Keiji Takeuchi : L’idée remonte à 2019, quand je participais à l’exposition « Social seating », lors de la première Biennale d’art et de design de Fiskars, en Finlande. [Les 3 curateurs, Jasper Morrison, Anniina Koivu et Jenni Nurmenniemi avaient demandé à 18 designers d’imaginer un banc]. Je me souviens que j’ai alors parlé de mon intérêt pour cet objet modeste qu’est la canne de marche aux designers présents, Julien Renault, Cecilie Manz, Wataru Kumano…

Puis le Covid a rendu le fait de marcher dehors presque tabou, mais en même temps, il a aussi souligné combien l’absence d’exercice physique faisait perdre du muscle, parfois de façon dramatique en ce qui concerne les personnes âgées. Je me suis donc dit que c’était le bon moment pour ce projet, et Hiroshi Sato, le PDG du fabricant de meubles Karimoku, a spontanément proposé de la sponsoriser lorsque je lui en ai parlé, par hasard, la première fois où je l’ai rencontré.

Canne imaginée par Keiji Takeuchi pour Karimoku. © Miro Zagnoli
Canne imaginée par Keiji Takeuchi pour Karimoku. © Miro Zagnoli

IDEAT : Avez-vous été surpris par certaines propositions des designers qui ont participé au projet  ?

Keiji Takeuchi : Tous m’ont surpris dans leur approche, mais toujours de manière positive.

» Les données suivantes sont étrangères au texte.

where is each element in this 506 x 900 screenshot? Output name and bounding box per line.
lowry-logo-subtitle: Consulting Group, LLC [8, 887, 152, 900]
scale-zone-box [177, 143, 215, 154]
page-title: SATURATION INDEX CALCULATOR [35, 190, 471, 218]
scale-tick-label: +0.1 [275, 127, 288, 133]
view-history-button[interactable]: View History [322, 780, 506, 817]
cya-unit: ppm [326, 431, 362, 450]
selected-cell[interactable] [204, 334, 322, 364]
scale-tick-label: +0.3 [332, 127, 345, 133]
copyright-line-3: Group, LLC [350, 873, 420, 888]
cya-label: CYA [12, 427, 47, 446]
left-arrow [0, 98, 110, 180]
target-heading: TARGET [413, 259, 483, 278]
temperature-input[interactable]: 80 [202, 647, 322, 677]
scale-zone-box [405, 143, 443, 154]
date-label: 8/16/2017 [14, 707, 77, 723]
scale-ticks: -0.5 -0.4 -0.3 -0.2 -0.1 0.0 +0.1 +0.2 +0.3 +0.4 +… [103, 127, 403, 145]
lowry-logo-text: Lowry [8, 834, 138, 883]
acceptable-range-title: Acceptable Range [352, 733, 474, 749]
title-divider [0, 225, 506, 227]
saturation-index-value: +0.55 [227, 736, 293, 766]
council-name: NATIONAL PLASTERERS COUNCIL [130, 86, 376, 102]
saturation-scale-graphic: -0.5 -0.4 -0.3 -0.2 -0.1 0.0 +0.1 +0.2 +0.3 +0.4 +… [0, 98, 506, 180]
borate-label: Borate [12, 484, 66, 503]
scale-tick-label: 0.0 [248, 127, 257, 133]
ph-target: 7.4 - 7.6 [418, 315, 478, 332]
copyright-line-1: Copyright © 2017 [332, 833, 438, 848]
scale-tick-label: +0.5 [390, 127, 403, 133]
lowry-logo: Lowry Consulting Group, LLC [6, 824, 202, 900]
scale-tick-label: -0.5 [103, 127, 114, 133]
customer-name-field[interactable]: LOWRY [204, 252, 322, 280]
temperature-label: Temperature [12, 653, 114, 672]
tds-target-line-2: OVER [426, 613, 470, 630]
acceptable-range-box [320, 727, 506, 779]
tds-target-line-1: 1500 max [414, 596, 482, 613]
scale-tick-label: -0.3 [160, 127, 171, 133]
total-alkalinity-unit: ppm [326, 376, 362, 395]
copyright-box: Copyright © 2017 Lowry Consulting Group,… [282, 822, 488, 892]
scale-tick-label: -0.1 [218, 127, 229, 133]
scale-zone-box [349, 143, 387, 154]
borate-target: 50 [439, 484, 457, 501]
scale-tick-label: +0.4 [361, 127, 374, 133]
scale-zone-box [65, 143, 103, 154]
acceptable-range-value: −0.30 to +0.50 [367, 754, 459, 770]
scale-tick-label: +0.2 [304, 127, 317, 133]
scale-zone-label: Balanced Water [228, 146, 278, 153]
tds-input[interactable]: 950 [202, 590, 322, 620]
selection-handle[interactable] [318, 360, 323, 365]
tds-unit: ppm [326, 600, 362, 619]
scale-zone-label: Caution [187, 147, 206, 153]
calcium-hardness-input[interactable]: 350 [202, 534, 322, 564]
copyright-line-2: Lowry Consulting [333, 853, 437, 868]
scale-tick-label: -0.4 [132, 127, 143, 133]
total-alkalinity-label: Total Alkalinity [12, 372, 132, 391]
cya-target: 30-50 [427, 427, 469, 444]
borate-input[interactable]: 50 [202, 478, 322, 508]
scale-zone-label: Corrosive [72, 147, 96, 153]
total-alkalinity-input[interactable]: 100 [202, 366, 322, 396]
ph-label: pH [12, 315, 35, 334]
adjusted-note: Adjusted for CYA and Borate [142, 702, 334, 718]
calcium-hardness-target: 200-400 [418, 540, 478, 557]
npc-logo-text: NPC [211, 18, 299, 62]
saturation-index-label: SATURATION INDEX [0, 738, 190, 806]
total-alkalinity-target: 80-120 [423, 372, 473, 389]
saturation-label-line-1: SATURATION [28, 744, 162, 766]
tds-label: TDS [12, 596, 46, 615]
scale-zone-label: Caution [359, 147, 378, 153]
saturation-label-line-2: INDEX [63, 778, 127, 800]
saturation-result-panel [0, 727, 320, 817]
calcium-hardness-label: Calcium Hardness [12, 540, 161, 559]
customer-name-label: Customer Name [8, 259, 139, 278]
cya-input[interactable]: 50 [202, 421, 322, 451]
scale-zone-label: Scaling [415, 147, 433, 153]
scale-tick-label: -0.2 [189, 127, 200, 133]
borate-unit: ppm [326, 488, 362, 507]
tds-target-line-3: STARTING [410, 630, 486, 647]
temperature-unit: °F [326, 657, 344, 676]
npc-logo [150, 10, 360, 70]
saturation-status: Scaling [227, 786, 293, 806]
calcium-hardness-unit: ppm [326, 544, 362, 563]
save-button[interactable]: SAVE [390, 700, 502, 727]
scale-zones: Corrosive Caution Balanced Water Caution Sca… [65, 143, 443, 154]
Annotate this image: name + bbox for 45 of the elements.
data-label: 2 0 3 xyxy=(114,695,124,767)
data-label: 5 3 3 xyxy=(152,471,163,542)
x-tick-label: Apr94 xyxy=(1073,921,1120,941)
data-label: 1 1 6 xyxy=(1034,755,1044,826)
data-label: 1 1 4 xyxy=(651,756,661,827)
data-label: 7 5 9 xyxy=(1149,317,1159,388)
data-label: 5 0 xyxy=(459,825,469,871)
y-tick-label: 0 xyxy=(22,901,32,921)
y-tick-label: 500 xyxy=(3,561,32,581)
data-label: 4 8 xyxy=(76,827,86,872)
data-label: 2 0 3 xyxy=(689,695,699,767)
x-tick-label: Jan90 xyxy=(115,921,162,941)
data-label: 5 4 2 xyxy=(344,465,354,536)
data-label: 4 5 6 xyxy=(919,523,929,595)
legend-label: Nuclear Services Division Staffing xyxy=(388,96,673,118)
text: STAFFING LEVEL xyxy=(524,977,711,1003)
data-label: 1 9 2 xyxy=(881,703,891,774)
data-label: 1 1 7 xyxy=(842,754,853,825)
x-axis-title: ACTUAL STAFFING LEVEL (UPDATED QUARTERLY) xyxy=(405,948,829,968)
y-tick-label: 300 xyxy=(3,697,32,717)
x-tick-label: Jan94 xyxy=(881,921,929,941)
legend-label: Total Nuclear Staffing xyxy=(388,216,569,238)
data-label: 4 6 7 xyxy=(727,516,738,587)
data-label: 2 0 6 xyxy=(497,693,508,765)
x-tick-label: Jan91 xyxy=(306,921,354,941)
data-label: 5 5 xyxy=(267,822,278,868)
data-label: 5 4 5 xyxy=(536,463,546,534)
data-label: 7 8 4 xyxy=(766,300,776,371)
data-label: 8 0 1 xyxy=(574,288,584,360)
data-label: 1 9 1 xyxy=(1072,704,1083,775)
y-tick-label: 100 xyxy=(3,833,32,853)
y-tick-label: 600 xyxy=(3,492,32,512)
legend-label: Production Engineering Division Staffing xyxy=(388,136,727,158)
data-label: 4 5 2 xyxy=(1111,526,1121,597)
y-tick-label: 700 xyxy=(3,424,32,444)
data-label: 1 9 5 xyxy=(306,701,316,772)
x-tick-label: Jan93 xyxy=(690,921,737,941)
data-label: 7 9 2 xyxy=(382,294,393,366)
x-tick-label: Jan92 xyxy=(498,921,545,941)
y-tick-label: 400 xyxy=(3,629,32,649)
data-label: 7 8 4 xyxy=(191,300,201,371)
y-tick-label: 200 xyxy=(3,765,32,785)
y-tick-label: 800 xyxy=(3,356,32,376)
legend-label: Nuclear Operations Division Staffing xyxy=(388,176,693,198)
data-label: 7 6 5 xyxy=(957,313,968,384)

IDEAT : Keiji Takeuchi, continuez-vous votre collaboration avec Karimoku ?

Keiji Takeuchi : C’est en quelque sorte l’exposition qui m’a amené à travailler avec Karimoku, de manière très naturelle, d’autant plus que comme ils ont eu l’élégance de la sponsoriser, j’ai l’impression de leur devoir une faveur ! J’essaie de ne pas imaginer de produits très haut de gamme, plutôt des choses basiques, mais avec une attention sincère pour le confort. Concevoir un objet qui enrichit la vie quotidienne est une approche que l’on retrouve dans tous mes projets. Chacun d’entre eux est axé sur la manière de rendre les gens plus heureux dans différentes situations, grâce à l’interaction avec eux.